Accusato di alto tradimento, deputato di Alba dorata si dà alla macchia. Ma il suo partito cresce nei sondaggi

È stato accusato di alto tradimento il deputato del partito dell’estrema destra greco Alba Dorata che ha invocato un golpe militare contro il governo di Alexis Tsipras durante il dibattito in aula sulla mozione di sfiducia al governo per l’accordo sul nome della Macedonia che oggi viene votata dal Parlamento greco.
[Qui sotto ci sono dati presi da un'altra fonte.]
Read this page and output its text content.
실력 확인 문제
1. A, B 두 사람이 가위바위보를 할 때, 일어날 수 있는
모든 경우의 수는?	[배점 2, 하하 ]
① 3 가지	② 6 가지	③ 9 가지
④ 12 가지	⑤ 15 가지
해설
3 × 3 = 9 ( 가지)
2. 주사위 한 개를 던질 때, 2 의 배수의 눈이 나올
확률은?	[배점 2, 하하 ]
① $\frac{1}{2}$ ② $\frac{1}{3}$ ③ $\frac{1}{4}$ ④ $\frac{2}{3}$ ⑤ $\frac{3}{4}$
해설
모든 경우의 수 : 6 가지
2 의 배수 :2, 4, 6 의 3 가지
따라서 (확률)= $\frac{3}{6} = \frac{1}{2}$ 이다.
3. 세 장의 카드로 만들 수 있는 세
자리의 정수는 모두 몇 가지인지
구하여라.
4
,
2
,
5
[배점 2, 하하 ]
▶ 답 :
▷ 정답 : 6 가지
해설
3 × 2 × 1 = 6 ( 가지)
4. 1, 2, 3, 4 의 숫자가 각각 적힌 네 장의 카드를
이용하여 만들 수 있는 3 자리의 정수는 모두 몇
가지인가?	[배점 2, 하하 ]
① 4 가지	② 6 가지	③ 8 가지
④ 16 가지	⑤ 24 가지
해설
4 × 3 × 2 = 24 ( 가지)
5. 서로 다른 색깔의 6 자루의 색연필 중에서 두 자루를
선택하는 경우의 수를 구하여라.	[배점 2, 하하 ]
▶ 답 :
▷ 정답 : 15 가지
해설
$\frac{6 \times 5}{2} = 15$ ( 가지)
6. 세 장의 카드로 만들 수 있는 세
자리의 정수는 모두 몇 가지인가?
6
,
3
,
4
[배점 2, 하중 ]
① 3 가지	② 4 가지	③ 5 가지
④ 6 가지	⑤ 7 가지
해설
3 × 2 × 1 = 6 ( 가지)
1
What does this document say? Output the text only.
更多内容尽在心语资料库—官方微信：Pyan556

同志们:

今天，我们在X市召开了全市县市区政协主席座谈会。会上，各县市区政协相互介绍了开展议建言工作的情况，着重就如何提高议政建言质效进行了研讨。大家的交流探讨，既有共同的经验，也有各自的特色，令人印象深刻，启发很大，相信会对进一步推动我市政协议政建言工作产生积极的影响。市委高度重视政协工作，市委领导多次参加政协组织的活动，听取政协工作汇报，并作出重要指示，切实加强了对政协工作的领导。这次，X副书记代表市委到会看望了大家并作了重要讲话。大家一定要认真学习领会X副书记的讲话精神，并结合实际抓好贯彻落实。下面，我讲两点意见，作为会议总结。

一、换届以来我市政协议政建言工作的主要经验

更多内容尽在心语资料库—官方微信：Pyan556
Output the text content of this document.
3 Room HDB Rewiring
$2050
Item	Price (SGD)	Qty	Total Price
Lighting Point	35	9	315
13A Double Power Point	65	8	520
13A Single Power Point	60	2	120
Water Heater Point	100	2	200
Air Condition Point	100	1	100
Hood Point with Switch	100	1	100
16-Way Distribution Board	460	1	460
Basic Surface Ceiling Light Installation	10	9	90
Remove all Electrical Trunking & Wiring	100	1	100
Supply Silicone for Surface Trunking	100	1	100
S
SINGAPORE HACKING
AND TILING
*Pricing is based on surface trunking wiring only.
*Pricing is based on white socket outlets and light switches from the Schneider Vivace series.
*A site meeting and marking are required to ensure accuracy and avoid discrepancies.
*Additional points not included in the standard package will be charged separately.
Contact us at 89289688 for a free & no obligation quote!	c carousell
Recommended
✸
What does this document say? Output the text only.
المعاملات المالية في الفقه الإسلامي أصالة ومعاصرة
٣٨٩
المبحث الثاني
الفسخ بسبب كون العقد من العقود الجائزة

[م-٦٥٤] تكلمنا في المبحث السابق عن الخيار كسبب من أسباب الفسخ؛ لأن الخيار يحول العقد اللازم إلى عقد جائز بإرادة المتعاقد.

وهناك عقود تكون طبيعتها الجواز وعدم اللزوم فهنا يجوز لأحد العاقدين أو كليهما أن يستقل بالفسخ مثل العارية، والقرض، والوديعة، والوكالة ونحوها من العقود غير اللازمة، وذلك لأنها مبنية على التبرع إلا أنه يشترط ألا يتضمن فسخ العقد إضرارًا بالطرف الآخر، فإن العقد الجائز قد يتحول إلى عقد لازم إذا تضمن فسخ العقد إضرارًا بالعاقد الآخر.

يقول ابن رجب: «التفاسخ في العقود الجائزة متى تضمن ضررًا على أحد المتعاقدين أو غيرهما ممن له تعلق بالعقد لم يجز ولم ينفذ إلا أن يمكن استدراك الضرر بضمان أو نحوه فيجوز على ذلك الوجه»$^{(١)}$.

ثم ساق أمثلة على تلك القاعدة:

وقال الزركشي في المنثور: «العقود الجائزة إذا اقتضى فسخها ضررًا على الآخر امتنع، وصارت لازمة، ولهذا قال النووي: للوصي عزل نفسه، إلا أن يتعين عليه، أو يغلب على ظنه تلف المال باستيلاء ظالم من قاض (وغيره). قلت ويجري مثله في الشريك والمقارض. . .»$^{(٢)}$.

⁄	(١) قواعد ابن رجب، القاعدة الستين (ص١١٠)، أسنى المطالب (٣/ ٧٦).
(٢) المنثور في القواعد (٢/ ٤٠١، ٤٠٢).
Un vice procuratore della Corte Suprema greca ha inviato il fascicolo a carico di Konstantinos Barbarousis, accusato di «atti preparatori al tradimento», al magistrato inquirente che ora potrà anche emettere un ordine di arresto, dal momento che per questa accusa i procuratori non devono chiedere la revoca dell’immunità parlamentare, si legge sul sito di Ekathimerini. «Dal momento che la leadership politica non agisce negli interessi nazionali ma propri, io chiedo alla leadership politica di rispettare il suo giuramento e di arrestare il primo ministro Tsipras, il ministro della Difesa Panos Kammenos e il presidente Prokopis Pavlopoulos per evitare questo tradimento», ha detto ieri in aula Barbarousische, a seguito del suo intervento, è stato espulso da Alba Dorata dal leader Nikos Michaloliakos.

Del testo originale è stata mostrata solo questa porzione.